Yeah, these things run through my head without me being overly aware of it but, now that you mention it, that was definitely there. I mean, with any bad guy I’m always trying to draw them less attractive than the good guys. I want you to get a vibe from them at an instant. They are ugly and bad. I also want them to look unhinged because that elevates the creepiness of them. Plus, I envision them as sort of brainwashed by Green Goblin. That’s not Dan’s note or anything, just the way I see the characters in my head.
The Goblin King and his army primarily operated underground in issue #10, but the action took place in a variety of environments. What are your overall feelings on background and environments in a story? How important of an element are they in your work?
Backgrounds are tremendously important. You have to give the reader a sense of where they are to engage them. I enjoy drawing backgrounds. Some can be tedious, but as long as you’re being creative and trying to really create an environment and a mood you stay mentally engaged and they can be a lot of fun.
Edgar Delgado colored your work on “Superior Spider-Man” #10 and your other issues of the series as well. What do you feel he adds to you work and the overall story and why is he a good fit for your work?
Edgar is one of the best in the business, plain and simple. He’s great to work with. We’ve done a couple side projects here and there. I mean, I even asked to work with him in the first place because I’ve been a fan of his work for a long time. And he always delivers. Never turns in a page where he hasn’t put in max effort.
He’s particularly great because he is very aware of the storytelling when he colors. He emphasizes the important elements and subordinates the others. His palette is great and he changes with the mood of the story. Nothing makes me happier when the pages for an issue start rolling in from him.
Your next issue of “Superior Spider-Man” is September’s #17, which kicks off the Spider-Man 2099 story. This issue will be the first time you draw the new Superior Spider-Man costume, which debuts in issue #14. As an artist, what elements do you find most interesting about the redesign?
It’s a great design and Humberto outdid himself with it. I love drawing it. My favorite part is the uneven webbing on the mask and chest area. It just gives it a sort of unbalanced look that is really cool. I can’t wait to draw it more!

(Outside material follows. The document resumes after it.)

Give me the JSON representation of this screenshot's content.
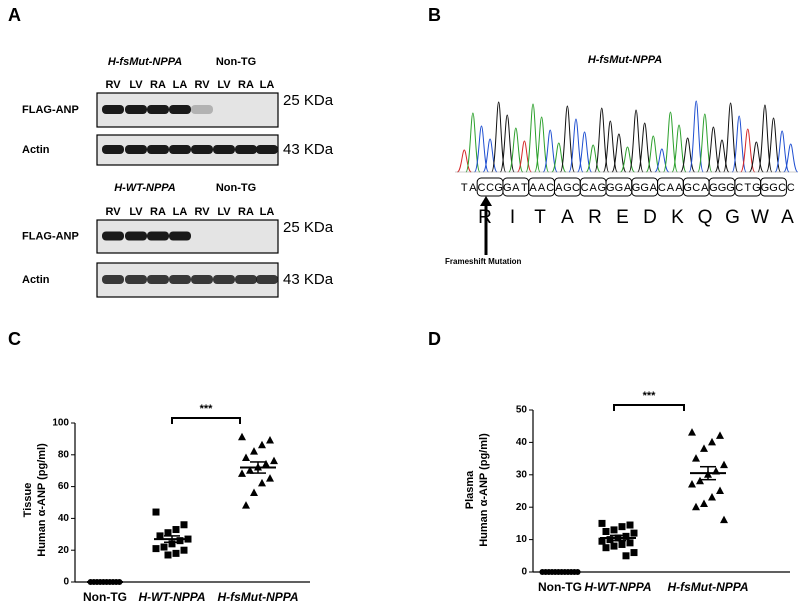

Will the Superior Spider-Man have a new attitude to go with his new attire? Does he move differently or have a different body language in this new costume?
Not really, no. I’ve already tried to apply a more aggressive look to the way he moves in his previous costume. I’ll continue being somewhat angular with him. It’s a new costume that will speak for itself. The black eyes add enough to his character on their own!
Obviously, a major draw for fans of both Spider-Man and his 2099 counterpart is their eventual encounter. What is it like drawing these two characters in direct physical opposition with each other? How different are their fighting styles?
I haven’t drawn them fighting yet, but I’d say that they are probably fairly similar. The difference is that 2099 can glide when in mid-air. So an aerial battle would definitely be interesting to draw. They both have finger talons though, so there should be some shredded costumes if and when they do engage in battle.
Working on “Superior Spider-Man” has been a real honor and a thrill for me. Thanks to everybody who has been reading and enjoying it. Thanks for the kind words.
“Superior Spider-Man” #17 hits stores in September.